Windows 8, love it or hate it, has focussed on a move from running desktop software to apps that are not so much on driving the software tool and instead on achieving the task simply. Most interfaces have been getting steadily more simplistic, hiding advanced and complex options into a ribbon – or completely.

So, there are some things which hopefully most will agree on;

  • Users get comfortable with the user interface that they have been using before, and change to the interface can affect their ability to achieve their work tasks
  • There is a trend towards interfaces that are similar and share common traits / paradigms /  metaphors that most people can pick up rapidly
  • Software is moving to an app model where there is less focus on a huge number of features, and instead on simplicity
  • People will have more devices – a computer at home, in the office, in their pocket and in their hands. You are pretty much guaranteed that they will all have different interfaces
  • The desktop is becoming less relevant – touch and apps are here and will only get bigger

What can VMware do about this? We have solutions that tackle this issue from both sides. If you want to retain software that people are familiar with and allow it to be used on new interfaces (such as an application that depends upon Office 97, running on Windows 8), then VMware ThinApp is an application virtualisation solution. The focus of ThinApp is not normally on retaining an interface, more on maintaining usability of applications that cannot be upgraded to work on a new (or varied) operating system.

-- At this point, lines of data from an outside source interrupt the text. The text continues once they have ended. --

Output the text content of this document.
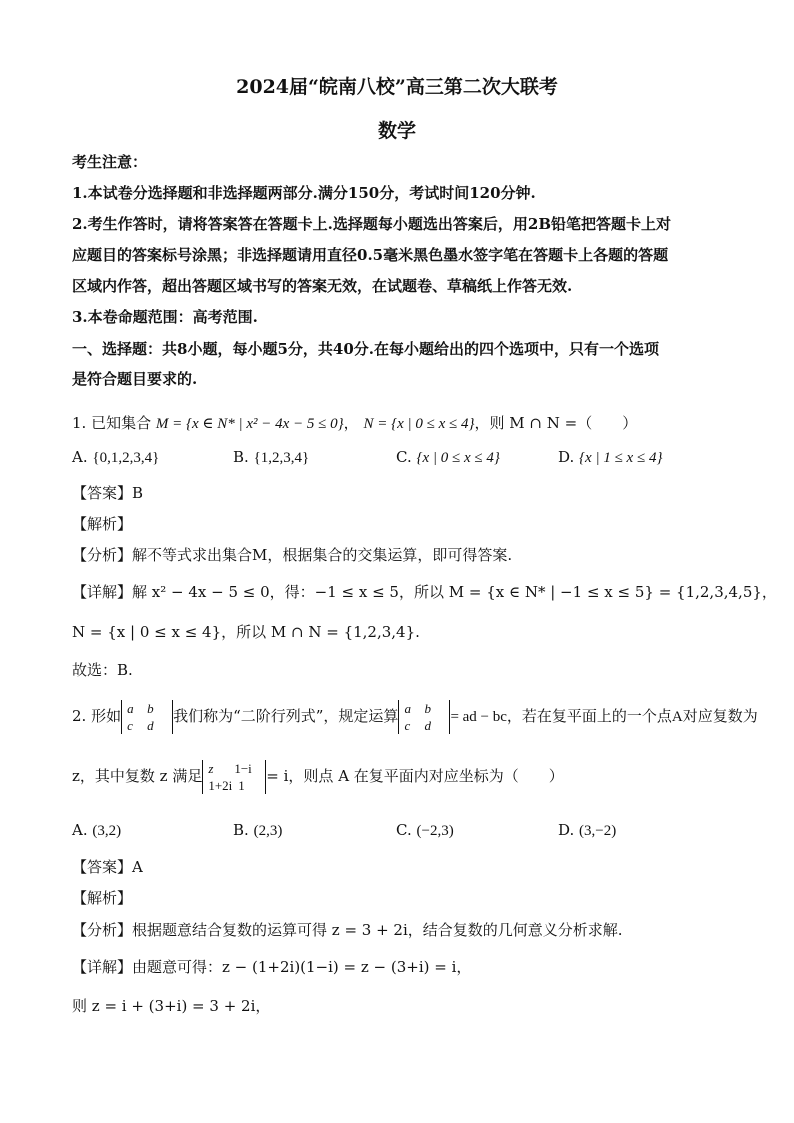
2024届“皖南八校”高三第二次大联考
数学
考生注意：
1.本试卷分选择题和非选择题两部分.满分150分，考试时间120分钟.
2.考生作答时，请将答案答在答题卡上.选择题每小题选出答案后，用2B铅笔把答题卡上对
应题目的答案标号涂黑；非选择题请用直径0.5毫米黑色墨水签字笔在答题卡上各题的答题
区域内作答，超出答题区域书写的答案无效，在试题卷、草稿纸上作答无效.
3.本卷命题范围：高考范围.
一、选择题：共8小题，每小题5分，共40分.在每小题给出的四个选项中，只有一个选项
是符合题目要求的.
1. 已知集合 M = {x ∈ N* | x² − 4x − 5 ≤ 0}， N = {x | 0 ≤ x ≤ 4}，则 M ∩ N =（　　）
A. {0,1,2,3,4}	B. {1,2,3,4}	C. {x | 0 ≤ x ≤ 4}	D. {x | 1 ≤ x ≤ 4}
【答案】B
【解析】
【分析】解不等式求出集合M，根据集合的交集运算，即可得答案.
【详解】解 x² − 4x − 5 ≤ 0，得：−1 ≤ x ≤ 5，所以 M = {x ∈ N* | −1 ≤ x ≤ 5} = {1,2,3,4,5}，
N = {x | 0 ≤ x ≤ 4}，所以 M ∩ N = {1,2,3,4}.
故选：B.
2. 形如 a b
c d
我们称为“二阶行列式”，规定运算 a b
c d
= ad − bc，若在复平面上的一个点A对应复数为
z，其中复数 z 满足 z 1−i
1+2i 1
= i，则点 A 在复平面内对应坐标为（　　）
A. (3,2)	B. (2,3)	C. (−2,3)	D. (3,−2)
【答案】A
【解析】
【分析】根据题意结合复数的运算可得 z = 3 + 2i，结合复数的几何意义分析求解.
【详解】由题意可得：z − (1+2i)(1−i) = z − (3+i) = i，
则 z = i + (3+i) = 3 + 2i，
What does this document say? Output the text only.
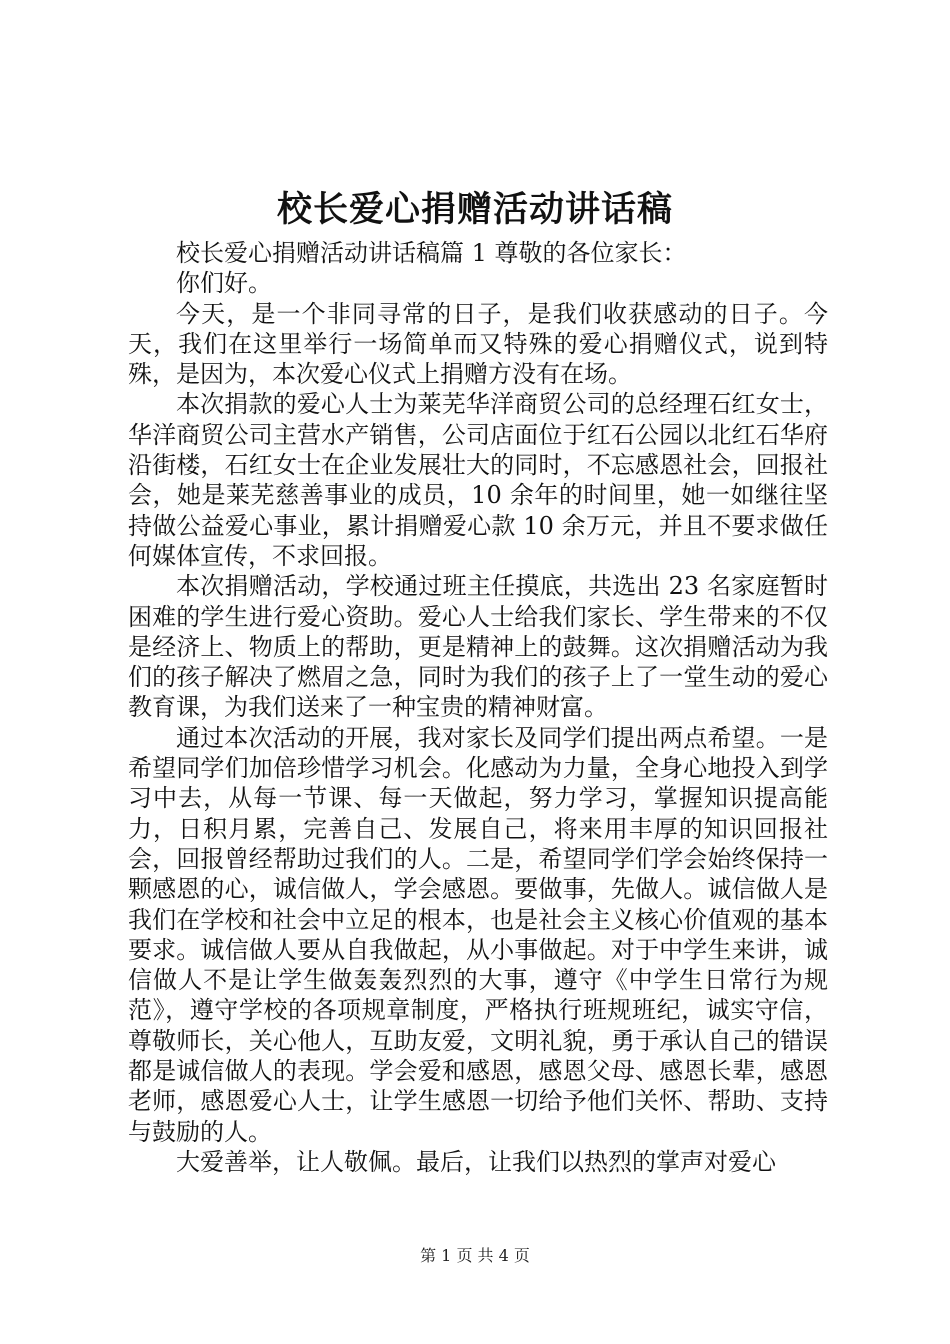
校长爱心捐赠活动讲话稿

校长爱心捐赠活动讲话稿篇 1 尊敬的各位家长：

你们好。

今天，是一个非同寻常的日子，是我们收获感动的日子。今天，我们在这里举行一场简单而又特殊的爱心捐赠仪式，说到特殊，是因为，本次爱心仪式上捐赠方没有在场。

本次捐款的爱心人士为莱芜华洋商贸公司的总经理石红女士，华洋商贸公司主营水产销售，公司店面位于红石公园以北红石华府沿街楼，石红女士在企业发展壮大的同时，不忘感恩社会，回报社会，她是莱芜慈善事业的成员，10 余年的时间里，她一如继往坚持做公益爱心事业，累计捐赠爱心款 10 余万元，并且不要求做任何媒体宣传，不求回报。

本次捐赠活动，学校通过班主任摸底，共选出 23 名家庭暂时困难的学生进行爱心资助。爱心人士给我们家长、学生带来的不仅是经济上、物质上的帮助，更是精神上的鼓舞。这次捐赠活动为我们的孩子解决了燃眉之急，同时为我们的孩子上了一堂生动的爱心教育课，为我们送来了一种宝贵的精神财富。

通过本次活动的开展，我对家长及同学们提出两点希望。一是希望同学们加倍珍惜学习机会。化感动为力量，全身心地投入到学习中去，从每一节课、每一天做起，努力学习，掌握知识提高能力，日积月累，完善自己、发展自己，将来用丰厚的知识回报社会，回报曾经帮助过我们的人。二是，希望同学们学会始终保持一颗感恩的心，诚信做人，学会感恩。要做事，先做人。诚信做人是我们在学校和社会中立足的根本，也是社会主义核心价值观的基本要求。诚信做人要从自我做起，从小事做起。对于中学生来讲，诚信做人不是让学生做轰轰烈烈的大事，遵守《中学生日常行为规范》，遵守学校的各项规章制度，严格执行班规班纪，诚实守信，尊敬师长，关心他人，互助友爱，文明礼貌，勇于承认自己的错误都是诚信做人的表现。学会爱和感恩，感恩父母、感恩长辈，感恩老师，感恩爱心人士，让学生感恩一切给予他们关怀、帮助、支持与鼓励的人。

大爱善举，让人敬佩。最后，让我们以热烈的掌声对爱心

第 1 页 共 4 页
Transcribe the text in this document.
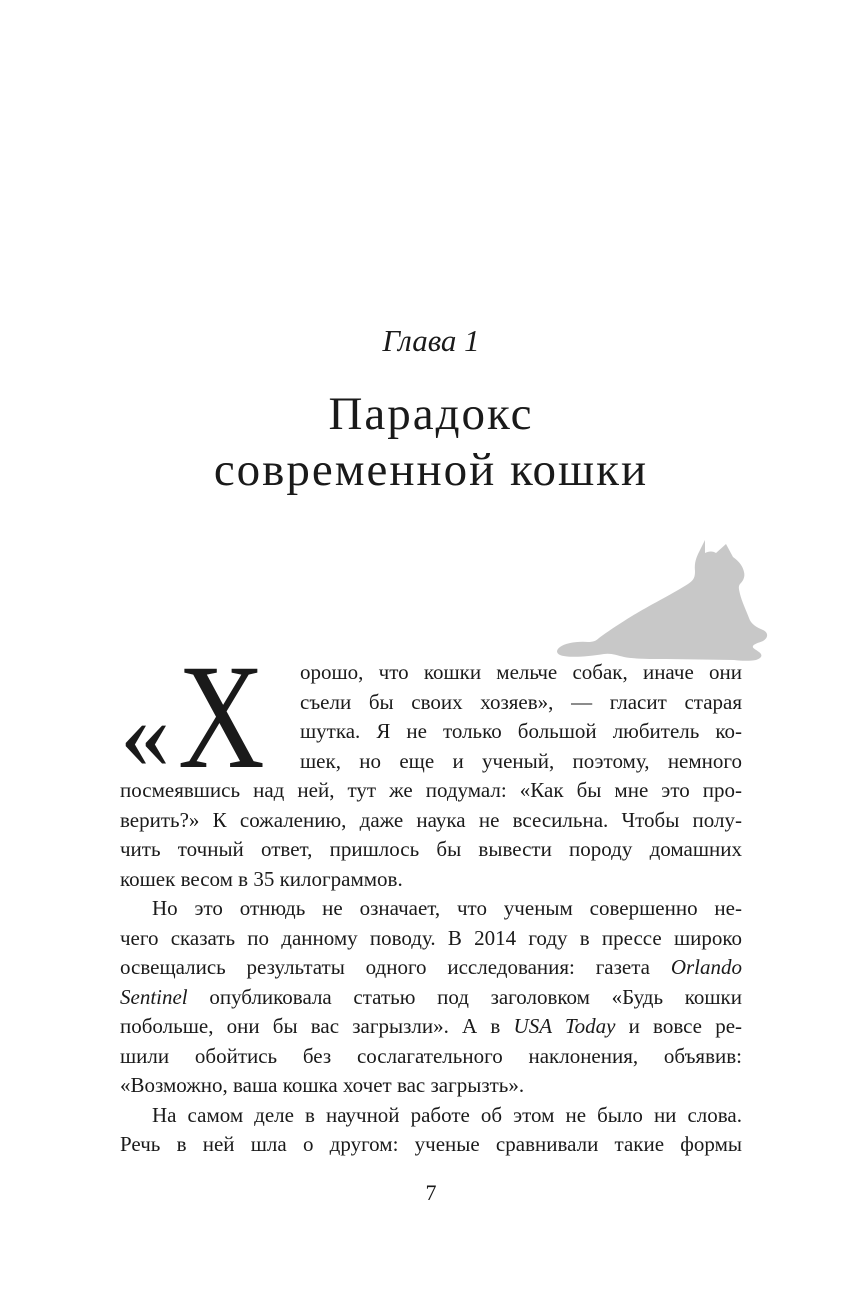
Глава 1
Парадокс
современной кошки
« Х	орошо, что кошки мельче собак, иначе они
съели бы своих хозяев», — гласит старая
шутка. Я не только большой любитель ко-
шек, но еще и ученый, поэтому, немного
посмеявшись над ней, тут же подумал: «Как бы мне это про-
верить?» К сожалению, даже наука не всесильна. Чтобы полу-
чить точный ответ, пришлось бы вывести породу домашних
кошек весом в 35 килограммов.
Но это отнюдь не означает, что ученым совершенно не-
чего сказать по данному поводу. В 2014 году в прессе широко
освещались результаты одного исследования: газета Orlando
Sentinel опубликовала статью под заголовком «Будь кошки
побольше, они бы вас загрызли». А в USA Today и вовсе ре-
шили обойтись без сослагательного наклонения, объявив:
«Возможно, ваша кошка хочет вас загрызть».
На самом деле в научной работе об этом не было ни слова.
Речь в ней шла о другом: ученые сравнивали такие формы
7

From the other end comes the VMware Horizon Suite, and more specifically VMware Horizon Workspace. Delivering access to the tasks and data that the user needs, in a paradigm that many users are already well versed in – a website with app icons that look similar to the app icons on your touch device. The interface is consistent across all devices, so no more learning how to drive it when you change from a tablet to a laptop. Another big benefit is that Horizon Suite also contains Horizon Files, which can be synchronised between computers (Windows and Mac), shared with people inside and outside your organisation, and centrally held for easier backup and security.

The future may well be app based, with a focus on simple access to work tasks. But that does not mean that the desktop will completely disappear – and of course VMware continues to develop the Virtual Desktop Infrastructure space, with Horizon View maintaining access to a “traditional” desktop, but with enhancements for yet more clients; you can use an HTML5 web browser with VMware Blast HTML access to Horizon View, you can enhance the use of Windows with the Horizon View Unity Touch plugin for making access to the Start Menu and applications easier.